Ваня, обеспечивающий движение мастера вперед, отозвался, едва переводя дух:
— На стуле на моем валяется!
Слесарь подошел к стулу и взял маленький пакетик в синей, фирменной, универмаговской обертке.
— Во! — молвил он гордо. — Тапочки купил! Высший сорт! И подошва — целиком кожаная!
КРИТИК В КЛЕТКЕ
«Д о г м а
Д о г м а т и к — тот, кто придерживается догматического образа мышления».
На днях я присутствовал на публичном выступлении одного столичного литературного критика. И мне вспомнился один разговор в городе Энске.
...Как-то раз погожим деньком гулял я по этому городку и забрел в зоосад. На дорожках и горках, не обращая внимания на немногочисленных, ставших уже привычными, зверей, шумно играла детвора. Я оказался единственным взрослым посетителем, и удивленный директор сада принял меня, вероятно, за какого-то инспектора или инструктора. Во всяком случае, он долго показывал мне ведомости и накладные, а потом вызвался быть экскурсоводом.

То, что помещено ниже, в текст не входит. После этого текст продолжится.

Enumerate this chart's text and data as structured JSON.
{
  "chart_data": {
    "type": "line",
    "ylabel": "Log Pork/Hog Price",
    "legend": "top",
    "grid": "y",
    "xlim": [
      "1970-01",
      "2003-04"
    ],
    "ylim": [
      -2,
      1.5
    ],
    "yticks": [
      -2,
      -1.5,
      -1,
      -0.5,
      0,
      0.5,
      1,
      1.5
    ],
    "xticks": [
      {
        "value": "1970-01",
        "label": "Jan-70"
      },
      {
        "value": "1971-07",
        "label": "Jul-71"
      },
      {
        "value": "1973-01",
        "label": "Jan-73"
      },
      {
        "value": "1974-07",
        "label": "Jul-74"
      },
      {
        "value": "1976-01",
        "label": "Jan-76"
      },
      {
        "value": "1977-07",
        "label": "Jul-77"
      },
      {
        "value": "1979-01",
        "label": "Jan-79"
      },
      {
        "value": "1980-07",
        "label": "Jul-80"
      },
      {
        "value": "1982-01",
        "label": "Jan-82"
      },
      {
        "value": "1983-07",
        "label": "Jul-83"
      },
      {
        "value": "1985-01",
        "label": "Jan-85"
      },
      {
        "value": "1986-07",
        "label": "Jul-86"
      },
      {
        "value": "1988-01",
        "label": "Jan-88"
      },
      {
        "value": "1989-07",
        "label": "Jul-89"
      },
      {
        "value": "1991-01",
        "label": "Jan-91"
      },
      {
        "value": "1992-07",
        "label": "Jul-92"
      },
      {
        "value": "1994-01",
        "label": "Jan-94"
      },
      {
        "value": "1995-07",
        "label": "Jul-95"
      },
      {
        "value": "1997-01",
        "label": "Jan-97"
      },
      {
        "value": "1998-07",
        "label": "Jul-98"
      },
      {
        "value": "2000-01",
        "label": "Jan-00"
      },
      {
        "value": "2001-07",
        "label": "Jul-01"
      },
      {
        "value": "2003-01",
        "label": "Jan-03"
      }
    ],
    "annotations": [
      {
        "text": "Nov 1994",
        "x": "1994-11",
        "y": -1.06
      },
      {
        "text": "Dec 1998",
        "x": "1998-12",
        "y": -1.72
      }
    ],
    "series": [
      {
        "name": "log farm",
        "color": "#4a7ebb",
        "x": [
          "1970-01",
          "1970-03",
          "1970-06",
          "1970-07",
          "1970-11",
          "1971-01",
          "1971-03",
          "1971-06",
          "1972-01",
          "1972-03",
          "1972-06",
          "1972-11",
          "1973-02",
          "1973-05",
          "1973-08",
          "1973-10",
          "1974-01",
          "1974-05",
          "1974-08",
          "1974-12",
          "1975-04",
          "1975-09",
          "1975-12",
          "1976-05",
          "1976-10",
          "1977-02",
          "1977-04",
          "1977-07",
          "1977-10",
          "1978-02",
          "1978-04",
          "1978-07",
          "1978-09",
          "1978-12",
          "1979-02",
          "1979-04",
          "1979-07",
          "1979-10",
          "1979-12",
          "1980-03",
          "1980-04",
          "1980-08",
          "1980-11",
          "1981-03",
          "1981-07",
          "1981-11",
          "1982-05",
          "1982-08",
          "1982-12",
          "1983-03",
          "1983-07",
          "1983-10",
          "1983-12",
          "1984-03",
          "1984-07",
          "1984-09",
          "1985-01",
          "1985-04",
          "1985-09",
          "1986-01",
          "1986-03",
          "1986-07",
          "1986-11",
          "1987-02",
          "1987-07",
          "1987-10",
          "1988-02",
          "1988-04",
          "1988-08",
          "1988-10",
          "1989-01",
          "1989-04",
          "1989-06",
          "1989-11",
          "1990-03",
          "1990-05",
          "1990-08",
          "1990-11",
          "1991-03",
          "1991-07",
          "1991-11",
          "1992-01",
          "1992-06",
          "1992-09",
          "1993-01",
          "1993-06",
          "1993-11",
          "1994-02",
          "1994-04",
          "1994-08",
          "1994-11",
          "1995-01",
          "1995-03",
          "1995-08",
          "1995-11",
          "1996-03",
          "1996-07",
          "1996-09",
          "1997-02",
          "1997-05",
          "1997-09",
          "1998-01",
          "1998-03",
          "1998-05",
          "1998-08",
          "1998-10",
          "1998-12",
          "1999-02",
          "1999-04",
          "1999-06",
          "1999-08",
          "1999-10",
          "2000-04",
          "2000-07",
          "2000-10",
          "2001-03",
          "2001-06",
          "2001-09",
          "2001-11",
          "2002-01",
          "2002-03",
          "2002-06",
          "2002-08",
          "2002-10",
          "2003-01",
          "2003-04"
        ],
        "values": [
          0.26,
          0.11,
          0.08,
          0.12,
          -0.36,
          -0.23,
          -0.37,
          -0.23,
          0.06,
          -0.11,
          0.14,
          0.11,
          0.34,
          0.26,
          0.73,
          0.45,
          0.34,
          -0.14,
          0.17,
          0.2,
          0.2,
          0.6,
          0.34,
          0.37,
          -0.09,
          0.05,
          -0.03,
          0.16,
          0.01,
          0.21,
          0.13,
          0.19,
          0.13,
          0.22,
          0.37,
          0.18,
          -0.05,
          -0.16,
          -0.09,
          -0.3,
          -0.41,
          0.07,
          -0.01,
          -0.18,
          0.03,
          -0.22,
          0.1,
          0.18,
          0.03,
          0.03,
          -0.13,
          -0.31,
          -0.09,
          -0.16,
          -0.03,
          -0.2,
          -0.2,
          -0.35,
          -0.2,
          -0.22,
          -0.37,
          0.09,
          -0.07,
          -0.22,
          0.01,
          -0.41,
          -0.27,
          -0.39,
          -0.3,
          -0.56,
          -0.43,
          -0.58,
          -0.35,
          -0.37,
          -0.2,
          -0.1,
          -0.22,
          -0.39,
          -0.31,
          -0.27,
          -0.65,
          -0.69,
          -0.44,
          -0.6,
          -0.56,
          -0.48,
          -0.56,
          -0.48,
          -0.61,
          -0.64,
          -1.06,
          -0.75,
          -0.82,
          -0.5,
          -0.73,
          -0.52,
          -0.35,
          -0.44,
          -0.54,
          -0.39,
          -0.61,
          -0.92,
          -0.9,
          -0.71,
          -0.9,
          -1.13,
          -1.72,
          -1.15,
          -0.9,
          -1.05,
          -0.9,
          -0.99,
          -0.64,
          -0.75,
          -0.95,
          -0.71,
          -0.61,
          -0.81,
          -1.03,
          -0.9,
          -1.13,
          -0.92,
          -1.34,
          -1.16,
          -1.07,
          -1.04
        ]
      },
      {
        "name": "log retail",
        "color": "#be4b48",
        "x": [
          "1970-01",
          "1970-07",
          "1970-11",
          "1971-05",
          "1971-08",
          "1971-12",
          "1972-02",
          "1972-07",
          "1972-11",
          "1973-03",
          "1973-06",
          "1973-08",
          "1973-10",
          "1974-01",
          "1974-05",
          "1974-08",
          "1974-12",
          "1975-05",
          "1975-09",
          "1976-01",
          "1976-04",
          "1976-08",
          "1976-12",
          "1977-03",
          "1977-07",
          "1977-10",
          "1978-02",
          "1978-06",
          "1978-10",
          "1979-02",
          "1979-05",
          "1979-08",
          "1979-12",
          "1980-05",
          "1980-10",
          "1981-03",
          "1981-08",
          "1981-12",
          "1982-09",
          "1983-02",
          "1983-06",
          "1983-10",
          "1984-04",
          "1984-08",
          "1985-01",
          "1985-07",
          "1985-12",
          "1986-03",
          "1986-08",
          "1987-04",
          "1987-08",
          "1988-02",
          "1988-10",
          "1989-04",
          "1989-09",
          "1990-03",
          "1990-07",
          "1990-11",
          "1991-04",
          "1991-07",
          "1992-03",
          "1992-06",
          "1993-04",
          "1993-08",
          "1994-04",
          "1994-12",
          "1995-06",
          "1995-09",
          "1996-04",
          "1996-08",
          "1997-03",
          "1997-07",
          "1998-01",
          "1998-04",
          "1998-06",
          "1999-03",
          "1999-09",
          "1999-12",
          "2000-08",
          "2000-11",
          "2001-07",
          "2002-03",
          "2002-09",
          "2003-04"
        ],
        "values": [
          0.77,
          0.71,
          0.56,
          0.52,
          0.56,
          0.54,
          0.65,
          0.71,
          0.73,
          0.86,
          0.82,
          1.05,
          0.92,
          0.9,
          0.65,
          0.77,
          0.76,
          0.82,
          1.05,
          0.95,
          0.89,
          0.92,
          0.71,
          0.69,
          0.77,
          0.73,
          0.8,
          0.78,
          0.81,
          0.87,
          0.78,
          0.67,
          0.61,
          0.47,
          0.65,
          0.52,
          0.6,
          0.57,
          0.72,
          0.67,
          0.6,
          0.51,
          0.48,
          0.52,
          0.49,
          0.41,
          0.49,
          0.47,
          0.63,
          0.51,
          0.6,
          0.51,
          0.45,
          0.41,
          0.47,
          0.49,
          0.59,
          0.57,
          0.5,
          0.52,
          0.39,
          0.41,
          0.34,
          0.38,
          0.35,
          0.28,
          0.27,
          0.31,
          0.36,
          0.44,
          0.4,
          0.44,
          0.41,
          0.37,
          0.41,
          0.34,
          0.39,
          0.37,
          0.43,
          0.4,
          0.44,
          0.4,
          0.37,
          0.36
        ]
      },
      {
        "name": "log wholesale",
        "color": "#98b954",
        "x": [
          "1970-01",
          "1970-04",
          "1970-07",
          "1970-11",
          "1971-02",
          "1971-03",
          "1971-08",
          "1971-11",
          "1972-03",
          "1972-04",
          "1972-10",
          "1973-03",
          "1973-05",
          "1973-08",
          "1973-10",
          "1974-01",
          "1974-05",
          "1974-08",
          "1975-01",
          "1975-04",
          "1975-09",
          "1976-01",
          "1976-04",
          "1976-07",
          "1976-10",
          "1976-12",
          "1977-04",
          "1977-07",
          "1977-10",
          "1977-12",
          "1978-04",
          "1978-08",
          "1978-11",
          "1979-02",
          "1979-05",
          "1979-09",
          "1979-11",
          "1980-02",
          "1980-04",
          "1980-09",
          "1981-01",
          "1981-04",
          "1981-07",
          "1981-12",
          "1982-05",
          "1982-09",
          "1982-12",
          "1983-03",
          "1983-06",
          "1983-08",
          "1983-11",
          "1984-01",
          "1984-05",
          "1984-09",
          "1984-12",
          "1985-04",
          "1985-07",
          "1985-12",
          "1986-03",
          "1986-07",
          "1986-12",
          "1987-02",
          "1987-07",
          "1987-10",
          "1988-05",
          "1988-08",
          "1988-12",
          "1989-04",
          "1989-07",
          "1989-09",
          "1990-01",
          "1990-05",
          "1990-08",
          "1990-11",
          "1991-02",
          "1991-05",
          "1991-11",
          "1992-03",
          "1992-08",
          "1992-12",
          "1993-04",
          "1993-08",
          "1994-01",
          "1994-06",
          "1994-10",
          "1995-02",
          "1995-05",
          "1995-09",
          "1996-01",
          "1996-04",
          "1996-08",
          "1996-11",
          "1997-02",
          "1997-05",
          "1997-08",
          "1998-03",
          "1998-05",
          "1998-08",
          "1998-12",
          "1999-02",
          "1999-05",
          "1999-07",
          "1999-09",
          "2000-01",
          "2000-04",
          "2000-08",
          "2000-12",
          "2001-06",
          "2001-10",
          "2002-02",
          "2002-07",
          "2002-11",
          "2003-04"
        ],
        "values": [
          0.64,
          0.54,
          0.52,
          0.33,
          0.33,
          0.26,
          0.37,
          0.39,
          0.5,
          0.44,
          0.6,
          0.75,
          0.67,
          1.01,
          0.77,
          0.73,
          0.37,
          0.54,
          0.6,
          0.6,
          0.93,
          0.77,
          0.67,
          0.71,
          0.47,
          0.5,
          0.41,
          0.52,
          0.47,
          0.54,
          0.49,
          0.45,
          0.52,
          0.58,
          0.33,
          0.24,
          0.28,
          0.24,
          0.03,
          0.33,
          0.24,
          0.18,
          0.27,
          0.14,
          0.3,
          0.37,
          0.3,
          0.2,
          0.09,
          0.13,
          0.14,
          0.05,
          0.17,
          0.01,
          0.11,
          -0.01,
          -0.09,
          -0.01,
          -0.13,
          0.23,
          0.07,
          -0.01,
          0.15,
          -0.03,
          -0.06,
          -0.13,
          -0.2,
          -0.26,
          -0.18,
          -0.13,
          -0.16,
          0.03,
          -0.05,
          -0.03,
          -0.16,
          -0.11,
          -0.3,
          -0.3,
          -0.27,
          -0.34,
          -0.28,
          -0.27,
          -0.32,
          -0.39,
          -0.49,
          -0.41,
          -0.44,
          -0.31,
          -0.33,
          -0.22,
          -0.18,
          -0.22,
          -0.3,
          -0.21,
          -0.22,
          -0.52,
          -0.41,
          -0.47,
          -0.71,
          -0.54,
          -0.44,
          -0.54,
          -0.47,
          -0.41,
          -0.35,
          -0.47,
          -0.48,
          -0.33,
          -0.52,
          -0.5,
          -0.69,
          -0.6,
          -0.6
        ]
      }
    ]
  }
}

— Заколдованный круг получается, — жаловался он. — Типичная карусель. Дорожки у нас запущены, стены, изгороди, заборы — не крашены, скамейки поломаны... Кому охота к нам ходить? Я не про них, — кивнул он в сторону детишек. — Эти бесплатно. А раз посещаемости нет, то финансовый план горит. Ярким пламенем. А раз дохода нет, то и средств на ремонт, на краску не отпускают — хозрасчет, сами понимаете. Карусель! Без средств опять же нехорошо — дорожки запущены, стены, заборы не крашены, скамейки поломаны... Посетитель мимо нас идет. А раз он мимо, то финансовый план...
Зоодиректор принадлежал к типу бездельников-разговорников, то есть вся творческая энергия у него уходила на болтовню, и он говорил без умолку. Даже звери, заслышав его громкую скороговорку, скучнели, отворачивались.
— Многие вольеры по десять лет не ремонтировались, — продолжал директор. — Кое-где в клетках железо так проржавело — смотреть страшно. Если, к примеру, тигр хвостом махнет, да прутья эти заденет — половина из них сразу прахом станут. Кабы знал зверь, в каком состоянии его клетка, он бы давно на волю вышел...
Вот почему, когда я слушал выступление столичного литкритика, который с пеной у рта доказывал, что известный поэт Икс и любимец публики романист Игрек люди великие и непонятно, почему им еще при жизни не поставлено памятников хотя бы в виде издания собраний сочинений, мне вспомнился зоосад в Энске и догматики в клетках.
Как часто еще считается незыблемым давно проржавевшее и прогнившее!